James Joyce, in Ulysses, does lots of the things that I love about counter-traditional lit—he breaks down the traditional notions of narrative, he employs stream of consciousness, his language is careening yet skillful—and still I hate it. I hate that this novel is held up as a high water mark of fiction; I hate that reading it entails 700+ pages of endless self-reference, all to end with a cliche—an orgasm–a burst of positive prose–an ending that is a bit of a cop-out, really, to the turmoil and confusion of the rest of the novel; I hate that you have to accompany it with the reading of 700 page reference book to make any sense of it. I hate it because of this endless feeling that it carries that you’re supposed to make sense of it, when I am more than happy to enjoy other counter-traditional writers as they stand, without sense or reason. I hate hate hate this book.

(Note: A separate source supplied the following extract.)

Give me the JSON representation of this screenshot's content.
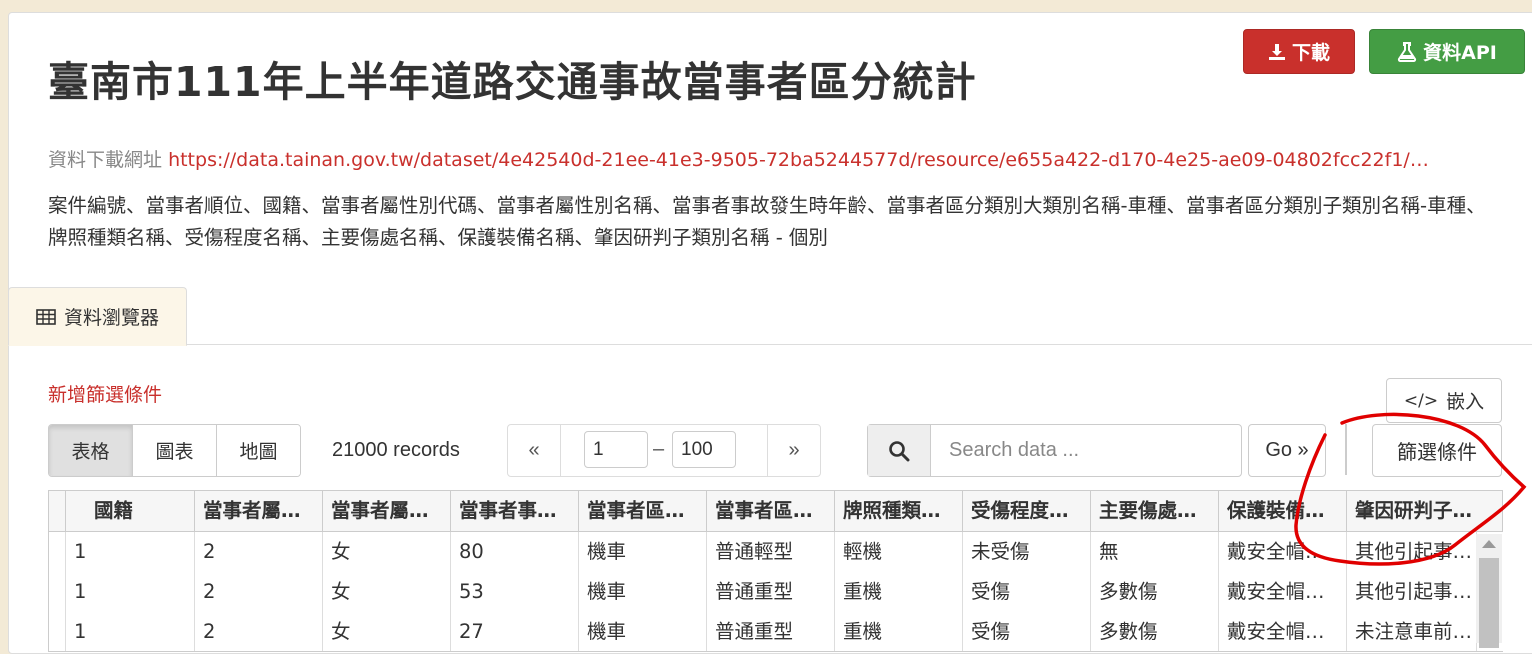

And, yet, when you look at all the writers that mean so much to me, at Nabokov, and Beckett, and Calvino, and Barth, and Barthelme, and Borges, they all point back to this awful, awful book as the place where all their work comes from.
I really hate James Joyce’s Ulysses. Virginia Woolfe famously summed up my feelings on his book by saying she was, “puzzled, bored, irritated, & disillusioned as by a queasy undergraduate scratching his pimples.” Yes, I hate Joyce. But I love his descendants. And here I am, a writer of counter-traditional literature. So isn’t he, somehow, my ancestor, too? You can hate your grandparents. You can disown them. But you can never make them not yours.
On Bloomsday, you won’t catch me reenacting anything, drinking, or reading any Joyce at all. But maybe I’ll be writing. And maybe that will be a way of celebrating Joyce in and of itself.